Closed npklein closed 8 years ago
Hi Niek, Can you upload/paste a small example vcf file where pasteFiles fails so we can replicate the issue on our side? Dan
Hi Dan,
Thanks for the fast reply. Example vcf: http://pastebin.com/jkmQJm1Y
Dear Niek,
I understand your point. However, it is not so realistic to parse and check all possible FORMAT combinations for each SNP times individual in the "pasteFiles" because of computational complexity. In addition, RASQUAL does not accept unphased and missing genotypes in the VCF. You have to impuate/phase those genotypes first. And I guess during the process, this FORMAT problem will be solved.
Best regards, Natsuhiko
Hi Niek, As Natsuhiko has said, the best solution to this is impute and phase your genotypes.

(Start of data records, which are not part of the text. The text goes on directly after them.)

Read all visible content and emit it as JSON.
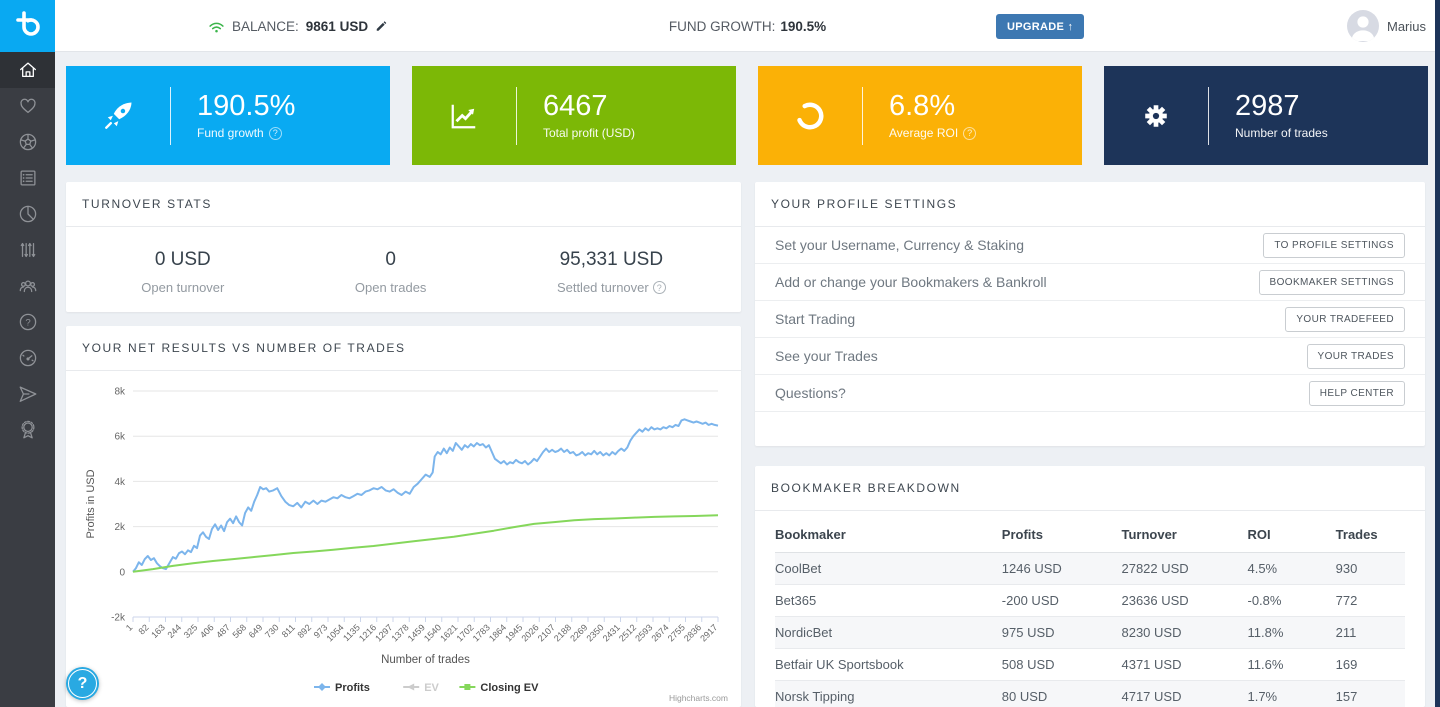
{
  "colors": {
    "accent_blue": "#09aaf2",
    "accent_green": "#7cb806",
    "accent_orange": "#fbb106",
    "accent_navy": "#1d3459",
    "link_blue": "#3d78b2"
  },
  "topbar": {
    "balance_label": "BALANCE:",
    "balance_value": "9861 USD",
    "fund_growth_label": "FUND GROWTH:",
    "fund_growth_value": "190.5%",
    "upgrade_label": "UPGRADE ↑",
    "username": "Marius"
  },
  "sidebar": {
    "icons": [
      "home",
      "heart",
      "football",
      "list",
      "pie-chart",
      "sliders",
      "community",
      "question-circle",
      "gauge",
      "paper-plane",
      "award"
    ]
  },
  "cards": [
    {
      "value": "190.5%",
      "label": "Fund growth",
      "info": true,
      "color": "#09aaf2",
      "icon": "rocket"
    },
    {
      "value": "6467",
      "label": "Total profit (USD)",
      "info": false,
      "color": "#7cb806",
      "icon": "chart-up"
    },
    {
      "value": "6.8%",
      "label": "Average ROI",
      "info": true,
      "color": "#fbb106",
      "icon": "refresh"
    },
    {
      "value": "2987",
      "label": "Number of trades",
      "info": false,
      "color": "#1d3459",
      "icon": "gear"
    }
  ],
  "turnover": {
    "title": "TURNOVER STATS",
    "stats": [
      {
        "value": "0 USD",
        "label": "Open turnover",
        "info": false
      },
      {
        "value": "0",
        "label": "Open trades",
        "info": false
      },
      {
        "value": "95,331 USD",
        "label": "Settled turnover",
        "info": true
      }
    ]
  },
  "chart_panel": {
    "title": "YOUR NET RESULTS VS NUMBER OF TRADES"
  },
  "chart_data": {
    "type": "line",
    "xlabel": "Number of trades",
    "ylabel": "Profits in USD",
    "ylim": [
      -2000,
      8000
    ],
    "ytick_labels": [
      "8k",
      "6k",
      "4k",
      "2k",
      "0",
      "-2k"
    ],
    "ytick_values": [
      8000,
      6000,
      4000,
      2000,
      0,
      -2000
    ],
    "xticks": [
      1,
      82,
      163,
      244,
      325,
      406,
      487,
      568,
      649,
      730,
      811,
      892,
      973,
      1054,
      1135,
      1216,
      1297,
      1378,
      1459,
      1540,
      1621,
      1702,
      1783,
      1864,
      1945,
      2026,
      2107,
      2188,
      2269,
      2350,
      2431,
      2512,
      2593,
      2674,
      2755,
      2836,
      2917
    ],
    "legend": [
      {
        "name": "Profits",
        "color": "#7cb5ec",
        "enabled": true,
        "marker": "diamond"
      },
      {
        "name": "EV",
        "color": "#cccccc",
        "enabled": false,
        "marker": "triangle"
      },
      {
        "name": "Closing EV",
        "color": "#85d75b",
        "enabled": true,
        "marker": "square"
      }
    ],
    "credit": "Highcharts.com",
    "series": [
      {
        "name": "Profits",
        "color": "#7cb5ec",
        "points": [
          [
            1,
            0
          ],
          [
            15,
            150
          ],
          [
            30,
            420
          ],
          [
            45,
            300
          ],
          [
            60,
            560
          ],
          [
            75,
            700
          ],
          [
            90,
            520
          ],
          [
            105,
            600
          ],
          [
            120,
            380
          ],
          [
            135,
            250
          ],
          [
            150,
            160
          ],
          [
            165,
            120
          ],
          [
            185,
            420
          ],
          [
            200,
            650
          ],
          [
            215,
            580
          ],
          [
            230,
            820
          ],
          [
            245,
            900
          ],
          [
            260,
            780
          ],
          [
            275,
            950
          ],
          [
            290,
            870
          ],
          [
            305,
            1150
          ],
          [
            320,
            1050
          ],
          [
            335,
            1600
          ],
          [
            350,
            1750
          ],
          [
            365,
            1550
          ],
          [
            380,
            1450
          ],
          [
            395,
            1900
          ],
          [
            410,
            2100
          ],
          [
            425,
            1850
          ],
          [
            440,
            2050
          ],
          [
            455,
            1800
          ],
          [
            470,
            2200
          ],
          [
            485,
            2350
          ],
          [
            500,
            2150
          ],
          [
            515,
            2450
          ],
          [
            530,
            2200
          ],
          [
            545,
            2050
          ],
          [
            560,
            2600
          ],
          [
            575,
            2850
          ],
          [
            590,
            2700
          ],
          [
            605,
            3100
          ],
          [
            620,
            3400
          ],
          [
            635,
            3750
          ],
          [
            650,
            3650
          ],
          [
            665,
            3700
          ],
          [
            680,
            3550
          ],
          [
            700,
            3600
          ],
          [
            720,
            3700
          ],
          [
            740,
            3350
          ],
          [
            760,
            3100
          ],
          [
            780,
            2950
          ],
          [
            800,
            2900
          ],
          [
            820,
            3050
          ],
          [
            840,
            2850
          ],
          [
            860,
            3100
          ],
          [
            880,
            3000
          ],
          [
            900,
            3150
          ],
          [
            920,
            3000
          ],
          [
            940,
            3150
          ],
          [
            960,
            3100
          ],
          [
            980,
            3200
          ],
          [
            1000,
            3300
          ],
          [
            1020,
            3250
          ],
          [
            1040,
            3400
          ],
          [
            1060,
            3300
          ],
          [
            1080,
            3250
          ],
          [
            1100,
            3350
          ],
          [
            1120,
            3450
          ],
          [
            1140,
            3400
          ],
          [
            1160,
            3550
          ],
          [
            1180,
            3600
          ],
          [
            1200,
            3700
          ],
          [
            1220,
            3650
          ],
          [
            1240,
            3750
          ],
          [
            1260,
            3600
          ],
          [
            1280,
            3550
          ],
          [
            1300,
            3650
          ],
          [
            1320,
            3500
          ],
          [
            1340,
            3400
          ],
          [
            1360,
            3550
          ],
          [
            1380,
            3450
          ],
          [
            1400,
            3750
          ],
          [
            1420,
            3900
          ],
          [
            1440,
            4100
          ],
          [
            1460,
            4300
          ],
          [
            1480,
            4200
          ],
          [
            1495,
            4400
          ],
          [
            1505,
            5100
          ],
          [
            1520,
            5300
          ],
          [
            1535,
            5200
          ],
          [
            1550,
            5450
          ],
          [
            1565,
            5250
          ],
          [
            1580,
            5500
          ],
          [
            1595,
            5350
          ],
          [
            1610,
            5700
          ],
          [
            1625,
            5550
          ],
          [
            1640,
            5400
          ],
          [
            1655,
            5600
          ],
          [
            1670,
            5500
          ],
          [
            1685,
            5650
          ],
          [
            1700,
            5550
          ],
          [
            1715,
            5700
          ],
          [
            1730,
            5600
          ],
          [
            1745,
            5650
          ],
          [
            1760,
            5500
          ],
          [
            1775,
            5600
          ],
          [
            1790,
            5300
          ],
          [
            1805,
            5000
          ],
          [
            1820,
            4900
          ],
          [
            1835,
            4800
          ],
          [
            1850,
            4900
          ],
          [
            1865,
            4750
          ],
          [
            1880,
            4850
          ],
          [
            1895,
            4800
          ],
          [
            1910,
            4950
          ],
          [
            1925,
            4850
          ],
          [
            1940,
            4800
          ],
          [
            1955,
            4900
          ],
          [
            1970,
            4750
          ],
          [
            1985,
            4850
          ],
          [
            2000,
            5000
          ],
          [
            2015,
            4900
          ],
          [
            2030,
            5100
          ],
          [
            2045,
            5300
          ],
          [
            2060,
            5450
          ],
          [
            2075,
            5300
          ],
          [
            2090,
            5400
          ],
          [
            2105,
            5300
          ],
          [
            2120,
            5350
          ],
          [
            2135,
            5450
          ],
          [
            2150,
            5300
          ],
          [
            2165,
            5400
          ],
          [
            2180,
            5250
          ],
          [
            2195,
            5300
          ],
          [
            2210,
            5150
          ],
          [
            2225,
            5200
          ],
          [
            2240,
            5300
          ],
          [
            2255,
            5150
          ],
          [
            2270,
            5250
          ],
          [
            2285,
            5200
          ],
          [
            2300,
            5350
          ],
          [
            2315,
            5200
          ],
          [
            2330,
            5300
          ],
          [
            2345,
            5150
          ],
          [
            2360,
            5250
          ],
          [
            2375,
            5150
          ],
          [
            2390,
            5300
          ],
          [
            2405,
            5200
          ],
          [
            2420,
            5350
          ],
          [
            2435,
            5450
          ],
          [
            2450,
            5350
          ],
          [
            2465,
            5500
          ],
          [
            2480,
            5800
          ],
          [
            2495,
            6000
          ],
          [
            2510,
            6150
          ],
          [
            2525,
            6300
          ],
          [
            2540,
            6200
          ],
          [
            2555,
            6350
          ],
          [
            2570,
            6250
          ],
          [
            2585,
            6400
          ],
          [
            2600,
            6300
          ],
          [
            2615,
            6350
          ],
          [
            2630,
            6300
          ],
          [
            2645,
            6400
          ],
          [
            2660,
            6350
          ],
          [
            2675,
            6450
          ],
          [
            2690,
            6400
          ],
          [
            2705,
            6500
          ],
          [
            2720,
            6450
          ],
          [
            2735,
            6700
          ],
          [
            2750,
            6750
          ],
          [
            2765,
            6700
          ],
          [
            2780,
            6650
          ],
          [
            2795,
            6600
          ],
          [
            2810,
            6650
          ],
          [
            2825,
            6600
          ],
          [
            2840,
            6550
          ],
          [
            2855,
            6600
          ],
          [
            2870,
            6500
          ],
          [
            2885,
            6550
          ],
          [
            2900,
            6500
          ],
          [
            2917,
            6467
          ]
        ]
      },
      {
        "name": "Closing EV",
        "color": "#85d75b",
        "points": [
          [
            1,
            0
          ],
          [
            100,
            120
          ],
          [
            200,
            260
          ],
          [
            300,
            380
          ],
          [
            400,
            480
          ],
          [
            500,
            560
          ],
          [
            600,
            650
          ],
          [
            700,
            740
          ],
          [
            800,
            830
          ],
          [
            900,
            900
          ],
          [
            1000,
            980
          ],
          [
            1100,
            1060
          ],
          [
            1200,
            1140
          ],
          [
            1300,
            1250
          ],
          [
            1400,
            1350
          ],
          [
            1500,
            1450
          ],
          [
            1600,
            1550
          ],
          [
            1700,
            1680
          ],
          [
            1800,
            1820
          ],
          [
            1900,
            1980
          ],
          [
            2000,
            2120
          ],
          [
            2100,
            2200
          ],
          [
            2200,
            2280
          ],
          [
            2300,
            2330
          ],
          [
            2400,
            2360
          ],
          [
            2500,
            2400
          ],
          [
            2600,
            2430
          ],
          [
            2700,
            2450
          ],
          [
            2800,
            2470
          ],
          [
            2917,
            2500
          ]
        ]
      }
    ]
  },
  "profile_settings": {
    "title": "YOUR PROFILE SETTINGS",
    "rows": [
      {
        "label": "Set your Username, Currency & Staking",
        "button": "TO PROFILE SETTINGS"
      },
      {
        "label": "Add or change your Bookmakers & Bankroll",
        "button": "BOOKMAKER SETTINGS"
      },
      {
        "label": "Start Trading",
        "button": "YOUR TRADEFEED"
      },
      {
        "label": "See your Trades",
        "button": "YOUR TRADES"
      },
      {
        "label": "Questions?",
        "button": "HELP CENTER"
      }
    ]
  },
  "bookmaker_breakdown": {
    "title": "BOOKMAKER BREAKDOWN",
    "columns": [
      "Bookmaker",
      "Profits",
      "Turnover",
      "ROI",
      "Trades"
    ],
    "rows": [
      [
        "CoolBet",
        "1246 USD",
        "27822 USD",
        "4.5%",
        "930"
      ],
      [
        "Bet365",
        "-200 USD",
        "23636 USD",
        "-0.8%",
        "772"
      ],
      [
        "NordicBet",
        "975 USD",
        "8230 USD",
        "11.8%",
        "211"
      ],
      [
        "Betfair UK Sportsbook",
        "508 USD",
        "4371 USD",
        "11.6%",
        "169"
      ],
      [
        "Norsk Tipping",
        "80 USD",
        "4717 USD",
        "1.7%",
        "157"
      ]
    ]
  },
  "help_button": {
    "label": "?"
  }
}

You will need to do this anyway for RASQUAL to work, and it will also solve the formatting issue I think. Best Dan
Thanks for your quick help, I will do that.

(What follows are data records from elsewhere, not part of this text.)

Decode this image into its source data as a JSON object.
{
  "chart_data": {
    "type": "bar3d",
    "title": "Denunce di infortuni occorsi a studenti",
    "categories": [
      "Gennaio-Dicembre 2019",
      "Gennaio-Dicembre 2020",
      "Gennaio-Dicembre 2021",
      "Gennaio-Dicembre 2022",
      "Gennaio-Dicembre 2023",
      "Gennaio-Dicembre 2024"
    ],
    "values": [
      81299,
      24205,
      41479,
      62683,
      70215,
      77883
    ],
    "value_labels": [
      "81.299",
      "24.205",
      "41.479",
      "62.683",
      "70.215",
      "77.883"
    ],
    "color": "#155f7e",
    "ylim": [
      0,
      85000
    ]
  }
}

We have VCF files created by the GATK genotyping pipeline. This includes multiple columns other than GT in the FORMAT field, such as AD, DP GQ, PL (GT:AD:DP:GQ:PGT:PID:PL). When we use pasteFiles to add AS counts this gets appended to the end (GT:AD:DP:GQ:PGT:PID:PL:AS). Missing fields can be set to ., but trailing fields are dropped according to the VCF format.
E.g. a sample field has DP, GQ, PGT, PID, and PL missing, so the value is ./.:0,0:0. Then the AS gets appended to ./.:0,0:0:0,0, but now it does not match the FORMAT field.